The source gets printed, but no open: or open64: gets printed. How to fix this? Thanks!

/*
gcc -o emload emload.c -ldl
./emload
*/

// emload.c

#define _GNU_SOURCE

#include <stdio.h>
#include <unistd.h>
#include <errno.h>
#include <string.h>
#include <dlfcn.h>
#include <fcntl.h>
#include <stdarg.h>

typedef int   (*orig_open_func_type)(const char *__file, int flags, ...);
typedef int   (*orig_openat_func_type)(int dirfd, const char *__file, int flags, ...);


int open(const char *__file, int __oflag, ...)
{
    orig_open_func_type orig_func;
    orig_func = (orig_open_func_type)dlsym(RTLD_NEXT, "open");
    int res = 0;

    if (__oflag & O_CREAT) {
        va_list ap;
        va_start(ap, __oflag);
        int mode = va_arg(ap, unsigned);
        res = orig_func(__file, __oflag, mode);
        va_end(ap);
    }
    else
        res = orig_func(__file, __oflag);

    printf("open: %d (%s)\n", res, __file);
    return res;
}

int open64(const char *__file, int __oflag, ...)
{
    orig_open_func_type orig_func;
    orig_func = (orig_open_func_type)dlsym(RTLD_NEXT, "open64");
    int res = 0;

    if (__oflag & O_CREAT) {
        va_list ap;
        va_start(ap, __oflag);
        int mode = va_arg(ap, unsigned);
        res = orig_func(__file, __oflag, mode);
        va_end(ap);
    }
    else
        res = orig_func(__file, __oflag);

    printf("open64: %d (%s)\n", res, __file);
    return res;
}

int openat(int dirfd, const char *__file, int __oflag, ...)
{
    orig_openat_func_type orig_func = (orig_openat_func_type)dlsym(RTLD_NEXT, "openat");
    int res = 0;

    if (__oflag & O_CREAT) {
        va_list ap;
        va_start(ap, __oflag);
        int mode = va_arg(ap, unsigned);
        res = orig_func(dirfd, __file, __oflag, mode);
        va_end(ap);
    }
    else
        res = orig_func(dirfd, __file, __oflag);

    printf("openat: %d (%s)\n", res, __file);
    return res;
}

char source[2 << 20];

int main(int argc, char **argv, char **env)
{
    FILE* f = fopen("emload.c", "r");
    fread(source, sizeof(source), 1, f);
    puts(source);
    fclose(f);
    return 0;
}

Solution

GLIBC's fopen calls the syscall wrapper directly, without any address resolution, so you're out of luck here.
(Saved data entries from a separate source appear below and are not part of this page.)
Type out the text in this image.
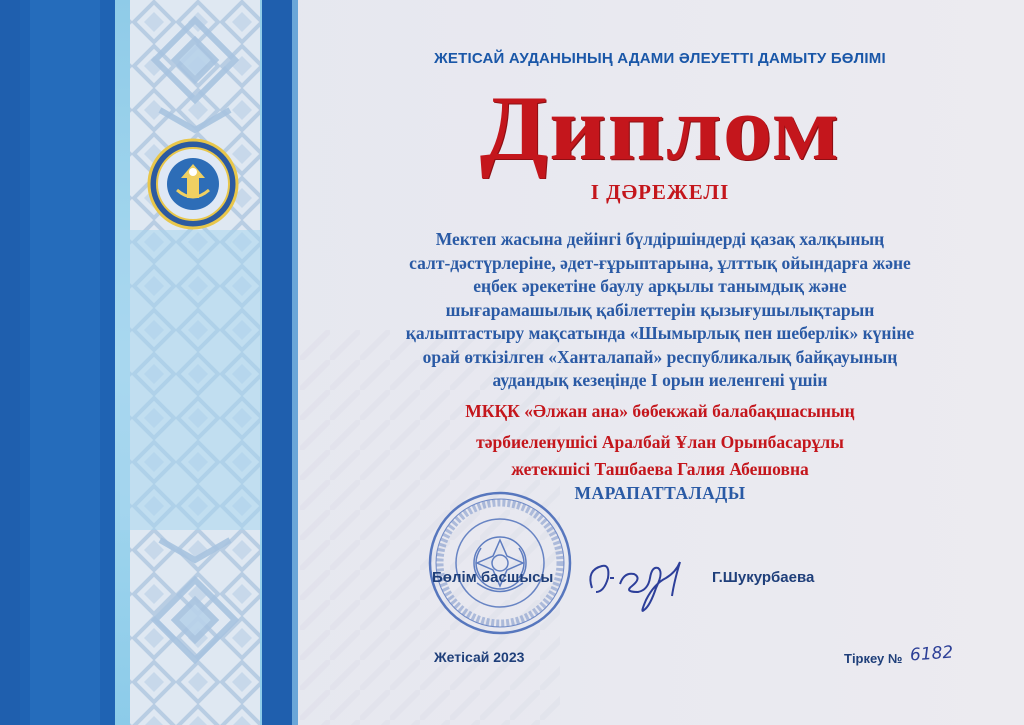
ЖЕТІСАЙ АУДАНЫНЫҢ АДАМИ ӘЛЕУЕТТІ ДАМЫТУ БӨЛІМІ
Диплом
І ДӘРЕЖЕЛІ
Мектеп жасына дейінгі бүлдіршіндерді қазақ халқының
салт-дәстүрлеріне, әдет-ғұрыптарына, ұлттық ойындарға және
еңбек әрекетіне баулу арқылы танымдық және
шығарамашылық қабілеттерін қызығушылықтарын
қалыптастыру мақсатында «Шымырлық пен шеберлік» күніне
орай өткізілген «Ханталапай» республикалық байқауының
аудандық кезеңінде І орын иеленгені үшін
МКҚК «Әлжан ана» бөбекжай балабақшасының
тәрбиеленушісі Аралбай Ұлан Орынбасарұлы
жетекшісі Ташбаева Галия Абешовна
МАРАПАТТАЛАДЫ
Бөлім басшысы	Г.Шукурбаева
Жетісай 2023	Тіркеу № 6182
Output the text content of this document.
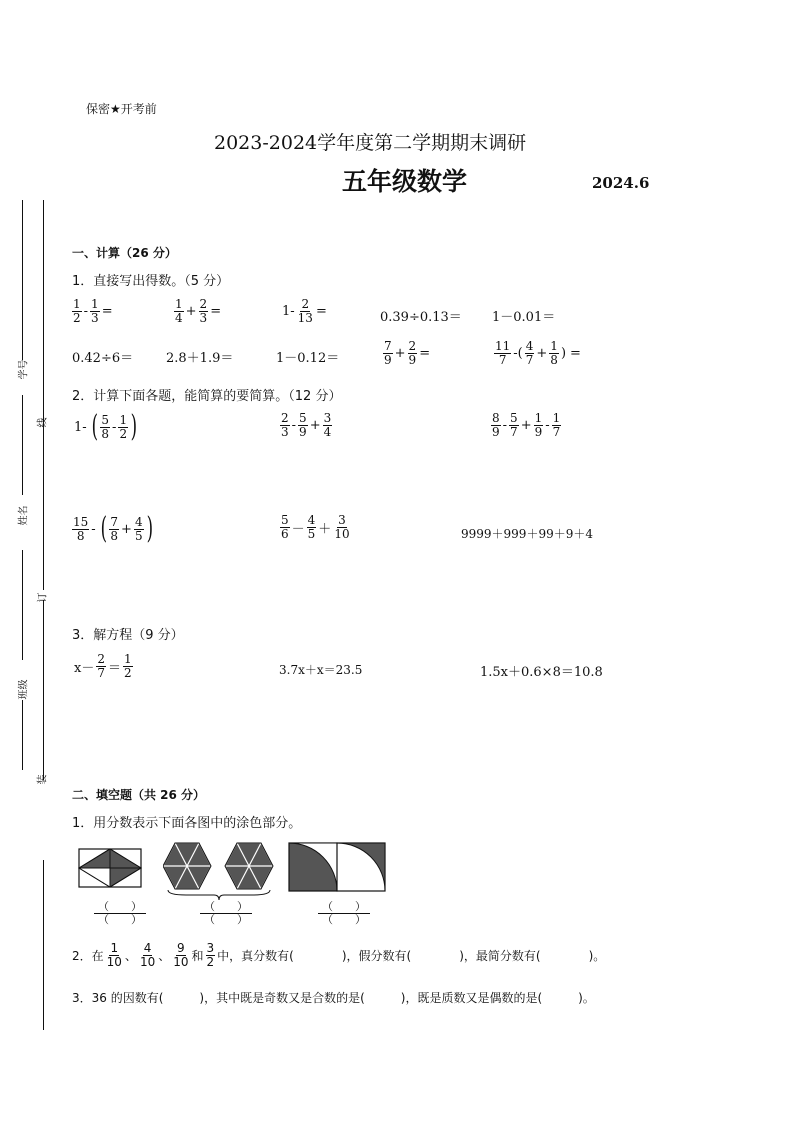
学号
姓名
班级
线
订
装
保密★开考前
2023-2024学年度第二学期期末调研
五年级数学	2024.6
一、计算（26 分）
1．直接写出得数。（5 分）
$\frac{1}{2} - \frac{1}{3}$ =	$\frac{1}{4} + \frac{2}{3}$ =	$1- \frac{2}{13}$ =	0.39÷0.13＝ 1－0.01＝
0.42÷6＝	2.8＋1.9＝	1－0.12＝	$\frac{7}{9} + \frac{2}{9}$ =	$\frac{11}{7}$ -( $\frac{4}{7} + \frac{1}{8}$ ) =
2．计算下面各题，能简算的要简算。（12 分）
1- ( $\frac{5}{8} - \frac{1}{2}$ )	$\frac{2}{3} - \frac{5}{9} + \frac{3}{4}$	$\frac{8}{9} - \frac{5}{7} + \frac{1}{9} - \frac{1}{7}$
$\frac{15}{8}$ - ( $\frac{7}{8} + \frac{4}{5}$ )	$\frac{5}{6} - \frac{4}{5} + \frac{3}{10}$	9999＋999＋99＋9＋4
3．解方程（9 分）
$x- \frac{2}{7} = \frac{1}{2}$	3.7x＋x＝23.5	1.5x＋0.6×8＝10.8
二、填空题（共 26 分）
1．用分数表示下面各图中的涂色部分。
（　　）
（　　）
（　　）
（　　）
（　　）
（　　）
2．在 $\frac{1}{10}$ 、 $\frac{4}{10}$ 、 $\frac{9}{10}$ 和 $\frac{3}{2}$ 中，真分数有(　　　　)，假分数有(　　　　)，最简分数有(　　　　)。
3．36 的因数有(　　　)，其中既是奇数又是合数的是(　　　)，既是质数又是偶数的是(　　　)。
Your other options are:

Use ptrace(2) from a separate process, tracing syscalls via PTRACE_SYSCALL requests. This will stop on any syscall, not just the ones you need, so may potentially degrade performance.
Patch the wrapper in memory to a jump to your override. This may make it harder to execute the original code, though, because you'd need to analyze its first several instructions (that you overwrite) to reproduce their effect. Or, you can just reimplement the wrapper completely, avoiding the return to the original version.